L'histoire de ce décor
Les cubes tiennent leur propre obscurité
Quelque part entre la maquette numérique et le rêve d'une ville qui n'existe pas encore, cette composition suspend des volumes dans un vide saturé de lumière. Les cubes s'empilent, pivotent, s'ouvrent — leurs arêtes tracent des lignes parfaites dans un fond d'anthracite et de bleu nuit, comme si un architecte avait décidé de ne construire qu'avec de la lumière artificielle. La profondeur de champ est vertigineuse : on croit toucher les faces de devant, le fond recule à l'infini.
La palette : du violet au bleu, en passant par l'incandescent
Trois couches chromatiques se superposent sans se mélanger. En base : un indigo-charbon qui absorbe tout. En surface : des arêtes irradiant un violet électrique, un bleu céruléen presque blanc à son zénith. En accent : des touches de rose néon et d'ambre froid qui signalent les angles saillants. L'ensemble évoque moins un écran qu'une matière — dense, stratifiée, avec une luminosité qui semble venir de l'intérieur des formes plutôt que de les éclairer.
Pour quels intérieurs ?
Ce papier peint panoramique trouve son meilleur terrain dans un bureau de création ou un espace gaming, où il installe une tension visuelle productive. Il fonctionne aussi dans un couloir sans fenêtre qu'il transforme en axe de circulation à fort caractère. Côté mobilier : métal brossé, béton ciré, verre fumé — les matières froides amplifient la froideur lumineuse de la composition. Un canapé en cuir noir ou anthracite suffit à ancrer l'ensemble sans le neutraliser.

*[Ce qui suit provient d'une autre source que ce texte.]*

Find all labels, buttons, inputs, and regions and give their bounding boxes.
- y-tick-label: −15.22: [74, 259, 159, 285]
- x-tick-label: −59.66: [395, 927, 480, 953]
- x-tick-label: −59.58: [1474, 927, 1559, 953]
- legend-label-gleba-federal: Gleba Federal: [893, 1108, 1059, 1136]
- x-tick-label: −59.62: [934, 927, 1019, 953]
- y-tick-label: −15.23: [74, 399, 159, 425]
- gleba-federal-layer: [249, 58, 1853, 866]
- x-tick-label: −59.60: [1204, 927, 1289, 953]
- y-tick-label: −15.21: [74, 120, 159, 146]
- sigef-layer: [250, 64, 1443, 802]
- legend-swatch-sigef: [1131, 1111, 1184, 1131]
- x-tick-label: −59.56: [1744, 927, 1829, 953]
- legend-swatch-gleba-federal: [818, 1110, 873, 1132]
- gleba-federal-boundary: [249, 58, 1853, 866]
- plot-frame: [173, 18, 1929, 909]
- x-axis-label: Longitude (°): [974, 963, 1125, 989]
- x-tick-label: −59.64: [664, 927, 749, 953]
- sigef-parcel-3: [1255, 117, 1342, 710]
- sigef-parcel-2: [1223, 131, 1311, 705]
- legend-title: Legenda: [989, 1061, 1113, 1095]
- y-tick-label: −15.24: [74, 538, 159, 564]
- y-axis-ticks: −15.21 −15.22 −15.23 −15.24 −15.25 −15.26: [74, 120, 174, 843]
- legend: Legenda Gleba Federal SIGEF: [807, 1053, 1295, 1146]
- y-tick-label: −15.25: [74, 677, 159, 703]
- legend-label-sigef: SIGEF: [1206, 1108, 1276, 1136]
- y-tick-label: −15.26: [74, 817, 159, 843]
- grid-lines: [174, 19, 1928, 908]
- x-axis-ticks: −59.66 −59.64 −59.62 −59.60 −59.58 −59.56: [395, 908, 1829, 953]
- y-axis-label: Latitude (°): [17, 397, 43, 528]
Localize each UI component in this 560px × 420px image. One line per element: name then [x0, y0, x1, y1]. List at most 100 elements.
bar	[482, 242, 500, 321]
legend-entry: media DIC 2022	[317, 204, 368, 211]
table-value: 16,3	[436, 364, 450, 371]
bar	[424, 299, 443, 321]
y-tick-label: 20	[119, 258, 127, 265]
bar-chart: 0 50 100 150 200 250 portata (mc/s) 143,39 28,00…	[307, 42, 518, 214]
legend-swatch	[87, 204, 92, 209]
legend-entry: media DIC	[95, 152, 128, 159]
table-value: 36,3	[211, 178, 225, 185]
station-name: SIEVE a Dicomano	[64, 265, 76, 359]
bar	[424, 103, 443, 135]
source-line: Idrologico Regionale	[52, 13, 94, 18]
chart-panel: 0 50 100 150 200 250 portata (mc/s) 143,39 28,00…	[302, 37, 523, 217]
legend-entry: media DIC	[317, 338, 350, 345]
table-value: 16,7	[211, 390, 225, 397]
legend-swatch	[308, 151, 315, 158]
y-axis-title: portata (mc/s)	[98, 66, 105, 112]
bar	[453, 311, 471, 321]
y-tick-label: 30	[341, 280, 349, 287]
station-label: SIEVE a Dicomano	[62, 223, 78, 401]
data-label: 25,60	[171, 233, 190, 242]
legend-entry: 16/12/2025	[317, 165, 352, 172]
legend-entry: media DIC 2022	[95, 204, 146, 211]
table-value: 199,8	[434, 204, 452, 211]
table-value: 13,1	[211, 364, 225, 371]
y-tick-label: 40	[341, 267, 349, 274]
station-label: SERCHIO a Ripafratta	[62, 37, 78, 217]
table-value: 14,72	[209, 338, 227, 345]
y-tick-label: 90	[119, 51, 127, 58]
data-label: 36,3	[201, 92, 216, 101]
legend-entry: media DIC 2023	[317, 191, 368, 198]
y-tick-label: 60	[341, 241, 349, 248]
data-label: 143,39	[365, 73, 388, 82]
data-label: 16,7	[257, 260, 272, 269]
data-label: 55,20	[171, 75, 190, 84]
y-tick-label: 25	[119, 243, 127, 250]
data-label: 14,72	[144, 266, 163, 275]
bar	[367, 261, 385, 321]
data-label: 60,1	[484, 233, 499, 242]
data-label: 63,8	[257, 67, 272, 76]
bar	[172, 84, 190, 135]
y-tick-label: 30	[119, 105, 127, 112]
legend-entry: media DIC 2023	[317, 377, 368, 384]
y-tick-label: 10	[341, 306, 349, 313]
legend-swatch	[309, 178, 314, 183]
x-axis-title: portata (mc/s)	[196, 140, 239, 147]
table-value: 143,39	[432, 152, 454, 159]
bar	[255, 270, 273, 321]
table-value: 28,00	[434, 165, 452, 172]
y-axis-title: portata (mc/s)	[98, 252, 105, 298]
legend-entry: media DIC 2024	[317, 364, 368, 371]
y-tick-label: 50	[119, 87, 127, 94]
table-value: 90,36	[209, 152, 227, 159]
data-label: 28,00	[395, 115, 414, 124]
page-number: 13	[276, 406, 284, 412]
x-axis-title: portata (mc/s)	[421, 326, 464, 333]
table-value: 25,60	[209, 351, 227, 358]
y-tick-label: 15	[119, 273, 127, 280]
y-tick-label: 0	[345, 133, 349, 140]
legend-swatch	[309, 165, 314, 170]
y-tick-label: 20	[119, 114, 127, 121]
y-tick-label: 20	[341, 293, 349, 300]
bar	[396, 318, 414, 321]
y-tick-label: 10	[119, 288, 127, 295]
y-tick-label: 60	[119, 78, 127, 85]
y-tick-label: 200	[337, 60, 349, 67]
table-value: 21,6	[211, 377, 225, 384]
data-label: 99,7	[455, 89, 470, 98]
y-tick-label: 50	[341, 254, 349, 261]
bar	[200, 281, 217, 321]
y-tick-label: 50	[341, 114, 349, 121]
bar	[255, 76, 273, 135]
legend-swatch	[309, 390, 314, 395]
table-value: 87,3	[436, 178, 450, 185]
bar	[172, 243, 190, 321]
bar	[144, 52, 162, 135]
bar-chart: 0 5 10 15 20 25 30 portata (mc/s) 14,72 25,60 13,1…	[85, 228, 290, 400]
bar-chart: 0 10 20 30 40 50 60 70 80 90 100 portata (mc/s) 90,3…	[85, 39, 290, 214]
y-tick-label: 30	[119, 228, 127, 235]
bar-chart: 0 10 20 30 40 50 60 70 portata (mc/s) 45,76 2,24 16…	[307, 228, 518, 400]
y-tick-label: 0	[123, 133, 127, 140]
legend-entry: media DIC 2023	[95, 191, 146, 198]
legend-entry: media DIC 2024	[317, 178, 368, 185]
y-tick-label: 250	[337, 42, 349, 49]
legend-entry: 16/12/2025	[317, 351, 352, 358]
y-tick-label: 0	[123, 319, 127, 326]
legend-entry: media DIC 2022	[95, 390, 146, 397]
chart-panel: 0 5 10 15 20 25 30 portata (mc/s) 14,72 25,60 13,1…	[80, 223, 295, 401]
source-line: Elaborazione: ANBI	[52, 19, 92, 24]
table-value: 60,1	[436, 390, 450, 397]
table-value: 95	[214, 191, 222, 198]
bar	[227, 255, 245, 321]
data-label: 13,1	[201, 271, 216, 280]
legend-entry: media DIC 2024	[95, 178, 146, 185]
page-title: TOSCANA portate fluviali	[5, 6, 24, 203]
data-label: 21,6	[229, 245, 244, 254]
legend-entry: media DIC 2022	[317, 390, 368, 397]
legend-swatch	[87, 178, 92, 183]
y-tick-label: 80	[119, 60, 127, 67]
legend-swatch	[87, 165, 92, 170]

Fabrication française sur mesure
Ce papier peint panoramique sur-mesure est imprimé à la demande en France, sur intissé premium 190g ou support effet sable 350g selon l'effet recherché. Les encres latex écologiques restituent l'intensité des néons sans dégrader dans le temps. Chaque commande est découpée au millimètre selon vos cotes exactes, et livrée sous 48 à 72 heures.
Un fond d'encre, des arêtes de lumière froide, et rien d'autre à nommer.